Ce samedi 18 mai, plusieurs avocats défendaient le cas de Mitkal* au tribunal administratif de Paris, pour faire reconnaître le caractère d’urgence de sa demande visant à faire évacuer sa femme et ses quatre enfants bloqués à Gaza, malgré les massacres en cours.
L’audience n’aura duré que dix minutes. « Il faut permettre de garantir l’effectivité du droit à la réunification familiale », ont plaidé les avocats Marion Grolleau et Samy Djemaoun (accompagnés des avocates Amel Delimi et Lyne Haigar), ce samedi 18 mai, devant le juge des référés au tribunal administratif de Paris.
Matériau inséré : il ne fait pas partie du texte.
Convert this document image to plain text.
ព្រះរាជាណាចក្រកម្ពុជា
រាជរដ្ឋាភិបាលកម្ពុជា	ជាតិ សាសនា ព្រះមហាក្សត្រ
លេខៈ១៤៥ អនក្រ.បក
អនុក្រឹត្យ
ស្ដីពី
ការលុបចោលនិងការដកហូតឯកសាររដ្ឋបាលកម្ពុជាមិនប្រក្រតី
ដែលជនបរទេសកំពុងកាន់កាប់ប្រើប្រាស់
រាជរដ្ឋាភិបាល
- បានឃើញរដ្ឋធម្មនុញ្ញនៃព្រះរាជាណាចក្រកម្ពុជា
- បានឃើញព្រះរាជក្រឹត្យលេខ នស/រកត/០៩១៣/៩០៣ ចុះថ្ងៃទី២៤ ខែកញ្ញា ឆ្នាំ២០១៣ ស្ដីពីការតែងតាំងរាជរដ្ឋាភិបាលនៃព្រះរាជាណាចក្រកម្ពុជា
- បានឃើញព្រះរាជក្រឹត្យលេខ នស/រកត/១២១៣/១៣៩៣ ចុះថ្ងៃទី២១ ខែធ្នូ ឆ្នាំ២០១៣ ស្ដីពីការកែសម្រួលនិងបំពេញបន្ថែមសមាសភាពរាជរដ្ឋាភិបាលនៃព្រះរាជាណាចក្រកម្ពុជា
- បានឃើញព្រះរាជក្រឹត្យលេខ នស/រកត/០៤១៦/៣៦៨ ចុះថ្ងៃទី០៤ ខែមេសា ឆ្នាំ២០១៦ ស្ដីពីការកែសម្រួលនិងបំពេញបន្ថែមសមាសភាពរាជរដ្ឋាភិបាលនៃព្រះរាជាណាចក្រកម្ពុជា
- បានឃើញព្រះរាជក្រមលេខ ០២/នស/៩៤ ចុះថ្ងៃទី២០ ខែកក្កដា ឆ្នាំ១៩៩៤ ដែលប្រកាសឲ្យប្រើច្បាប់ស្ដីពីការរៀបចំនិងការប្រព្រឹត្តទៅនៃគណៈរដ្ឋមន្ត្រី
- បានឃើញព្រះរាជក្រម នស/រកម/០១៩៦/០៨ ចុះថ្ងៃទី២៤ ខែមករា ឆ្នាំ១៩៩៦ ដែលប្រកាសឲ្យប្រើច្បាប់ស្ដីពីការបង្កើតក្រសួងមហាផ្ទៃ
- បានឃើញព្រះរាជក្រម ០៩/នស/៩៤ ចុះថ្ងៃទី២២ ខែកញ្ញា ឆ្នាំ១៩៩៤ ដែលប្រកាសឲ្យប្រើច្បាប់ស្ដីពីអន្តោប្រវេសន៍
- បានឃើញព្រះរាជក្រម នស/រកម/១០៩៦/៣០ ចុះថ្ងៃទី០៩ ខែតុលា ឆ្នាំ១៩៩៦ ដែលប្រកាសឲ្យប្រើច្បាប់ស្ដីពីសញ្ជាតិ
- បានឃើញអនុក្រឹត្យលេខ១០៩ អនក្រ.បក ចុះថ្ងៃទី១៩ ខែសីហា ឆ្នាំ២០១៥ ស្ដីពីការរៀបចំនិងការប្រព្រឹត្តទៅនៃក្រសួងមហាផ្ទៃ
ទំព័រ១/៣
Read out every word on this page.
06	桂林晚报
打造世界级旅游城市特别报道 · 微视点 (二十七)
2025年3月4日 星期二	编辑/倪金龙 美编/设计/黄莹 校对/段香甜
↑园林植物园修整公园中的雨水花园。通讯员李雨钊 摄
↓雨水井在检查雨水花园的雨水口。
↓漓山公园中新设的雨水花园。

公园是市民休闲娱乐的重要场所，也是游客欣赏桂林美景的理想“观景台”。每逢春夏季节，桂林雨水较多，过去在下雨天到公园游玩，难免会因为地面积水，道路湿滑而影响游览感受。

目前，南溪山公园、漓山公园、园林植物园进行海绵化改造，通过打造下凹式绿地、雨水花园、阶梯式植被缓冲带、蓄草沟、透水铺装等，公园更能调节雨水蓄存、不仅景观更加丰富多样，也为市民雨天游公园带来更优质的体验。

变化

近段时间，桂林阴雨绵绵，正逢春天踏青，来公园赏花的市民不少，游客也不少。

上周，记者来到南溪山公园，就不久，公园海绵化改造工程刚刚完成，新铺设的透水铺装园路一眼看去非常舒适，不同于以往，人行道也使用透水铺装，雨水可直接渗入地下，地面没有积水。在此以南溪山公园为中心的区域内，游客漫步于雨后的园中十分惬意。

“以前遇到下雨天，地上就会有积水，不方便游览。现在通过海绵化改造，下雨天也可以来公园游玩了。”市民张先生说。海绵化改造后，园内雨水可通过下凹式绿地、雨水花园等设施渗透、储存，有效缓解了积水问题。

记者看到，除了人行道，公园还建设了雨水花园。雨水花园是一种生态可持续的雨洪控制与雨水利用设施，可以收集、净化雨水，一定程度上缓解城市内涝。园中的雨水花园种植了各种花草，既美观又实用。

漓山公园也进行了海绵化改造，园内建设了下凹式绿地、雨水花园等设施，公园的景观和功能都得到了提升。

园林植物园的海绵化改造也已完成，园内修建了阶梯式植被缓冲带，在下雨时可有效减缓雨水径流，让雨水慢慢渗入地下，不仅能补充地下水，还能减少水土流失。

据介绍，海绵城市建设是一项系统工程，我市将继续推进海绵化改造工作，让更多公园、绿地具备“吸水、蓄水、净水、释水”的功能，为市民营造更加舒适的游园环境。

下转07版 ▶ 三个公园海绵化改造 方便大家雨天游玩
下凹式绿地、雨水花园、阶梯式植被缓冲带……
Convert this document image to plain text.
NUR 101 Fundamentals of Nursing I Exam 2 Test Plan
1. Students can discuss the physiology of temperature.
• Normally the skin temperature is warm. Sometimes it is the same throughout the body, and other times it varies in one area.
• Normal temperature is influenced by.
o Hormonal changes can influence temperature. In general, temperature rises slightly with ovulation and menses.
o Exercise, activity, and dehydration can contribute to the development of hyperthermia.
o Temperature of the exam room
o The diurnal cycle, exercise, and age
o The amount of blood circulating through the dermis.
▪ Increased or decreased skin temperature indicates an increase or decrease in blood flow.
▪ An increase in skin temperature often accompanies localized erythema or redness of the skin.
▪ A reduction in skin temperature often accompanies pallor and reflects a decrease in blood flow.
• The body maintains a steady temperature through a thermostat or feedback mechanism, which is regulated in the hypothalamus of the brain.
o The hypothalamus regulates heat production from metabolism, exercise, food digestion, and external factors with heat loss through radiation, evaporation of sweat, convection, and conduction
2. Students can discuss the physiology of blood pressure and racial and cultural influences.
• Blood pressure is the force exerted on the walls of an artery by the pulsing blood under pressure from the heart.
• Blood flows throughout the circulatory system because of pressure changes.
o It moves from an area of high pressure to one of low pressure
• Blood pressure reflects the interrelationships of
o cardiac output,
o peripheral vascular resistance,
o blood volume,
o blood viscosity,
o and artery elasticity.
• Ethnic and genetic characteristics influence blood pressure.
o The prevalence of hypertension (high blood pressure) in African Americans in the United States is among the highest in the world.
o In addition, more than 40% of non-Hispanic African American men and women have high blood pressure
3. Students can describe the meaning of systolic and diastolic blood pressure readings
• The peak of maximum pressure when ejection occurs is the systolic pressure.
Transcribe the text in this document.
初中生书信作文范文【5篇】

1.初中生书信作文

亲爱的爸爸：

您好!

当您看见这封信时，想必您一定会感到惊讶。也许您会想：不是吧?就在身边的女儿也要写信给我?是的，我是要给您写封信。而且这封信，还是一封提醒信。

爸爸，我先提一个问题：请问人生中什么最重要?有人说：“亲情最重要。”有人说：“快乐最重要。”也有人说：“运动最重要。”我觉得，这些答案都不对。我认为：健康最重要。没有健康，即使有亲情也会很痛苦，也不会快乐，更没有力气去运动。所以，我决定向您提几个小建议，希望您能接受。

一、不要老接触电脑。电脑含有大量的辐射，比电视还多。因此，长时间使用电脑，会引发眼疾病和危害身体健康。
Et le caractère « urgent » doit être retenu pour l’enregistrement de la demande de l’intéressé et la délivrance d’un laissez-passer consulaire pour ses proches, en l’occurrence son épouse et leurs quatre enfants, coincés à l’intérieur de la bande de Gaza alors qu’ils cherchent à fuir les bombardements israéliens.
La décision du juge des référés n’a pas tardé à tomber, samedi après-midi : elle donne raison au requérant et à ses avocats. « Il est enjoint aux services du ministère de l’Europe et des affaires étrangères et du ministère de l’intérieur et des outre-mer, de réexaminer, dans un délai de 72 heures, l’état de la demande de réunification familiale présentée par les requérants », peut-on lire dans son ordonnance. (...)
Urgence et atteinte grave à une liberté fondamentale
Ici, le juge des référés « reconnaît qu’il y a urgence et qu’il y a une atteinte grave et manifestement illégale à une liberté fondamentale », qui résulte d’un « défaut de célérité » dans l’examen de la demande d’enregistrement et d’instruction de la demande de réunification familiale de cette famille. (...)
« Je suis si heureux, je chante de bonheur et ma famille danse de joie depuis que je lui ai annoncé la nouvelle ! », réagit-il à l’annonce de la décision du juge des référés. Ces derniers mois, l’homme ne dormait plus, ne mangeait presque rien et restait prostré à la maison, « branché sur son téléphone pour tenter d’avoir la moindre nouvelle de [sa] famille qui est sous le feu » à Gaza. « Ma vie est très compliquée ces temps-ci. Je sais qu’il peut leur arriver quelque chose à n’importe quel moment. »
L’angoisse de ne pas pouvoir sauver les autres
Le Gazaoui, qui a obtenu le statut de réfugié en France en octobre 2023, savait que la réunification familiale faisait partie de ses droits et a donc très vite enclenché les démarches nécessaires, notamment au vu du contexte de conflit qui ravageait Gaza. (...)
Mitkal repense à son neveu qui, une fois la nouvelle annoncée à la famille ce samedi, lui a demandé : « Quand est-ce qu’on pourra partir nous aussi ? »
Mitkal dit avoir pleuré d’« impuissance ». « Ma mère est diabétique et ne trouve pas de traitement dans le contexte de la guerre. Je ne peux pas imaginer que ma femme et mes enfants vont sortir et elle rester dans cet enfer. » L’une de ses sœurs a vu sa fille mourir dans le bombardement de sa maison. Une autre, habitante du nord de Gaza, n’a pas donné signe de vie jusqu’à présent. « Il n’y a plus de vie à Gaza. Peu importe les conditions d’accueil en France, ce sera toujours mieux que là-bas », conclut-il.
Lors de l’audience, le magistrat n’a pas posé de questions et s’est permis de constater l’absence de l’avocat de la partie adverse, le ministère des affaires étrangères et de l’Europe. Quant au mémoire en défense adressé peu avant l’audience au tribunal, les avocats auraient voulu qu’il soit jugé « irrecevable » : c’est le ministère de l’intérieur qui l’a envoyé, alors que le recours a été déposé contre le Quai d’Orsay. Pour se justifier, l’intérieur a produit un échange de mails entre le consulat de France à Jérusalem et la sous-direction des visas, dans lequel cette dernière dit « s’efforcer de traiter le dossier dans les meilleurs délais », « compte tenu de l’urgence ».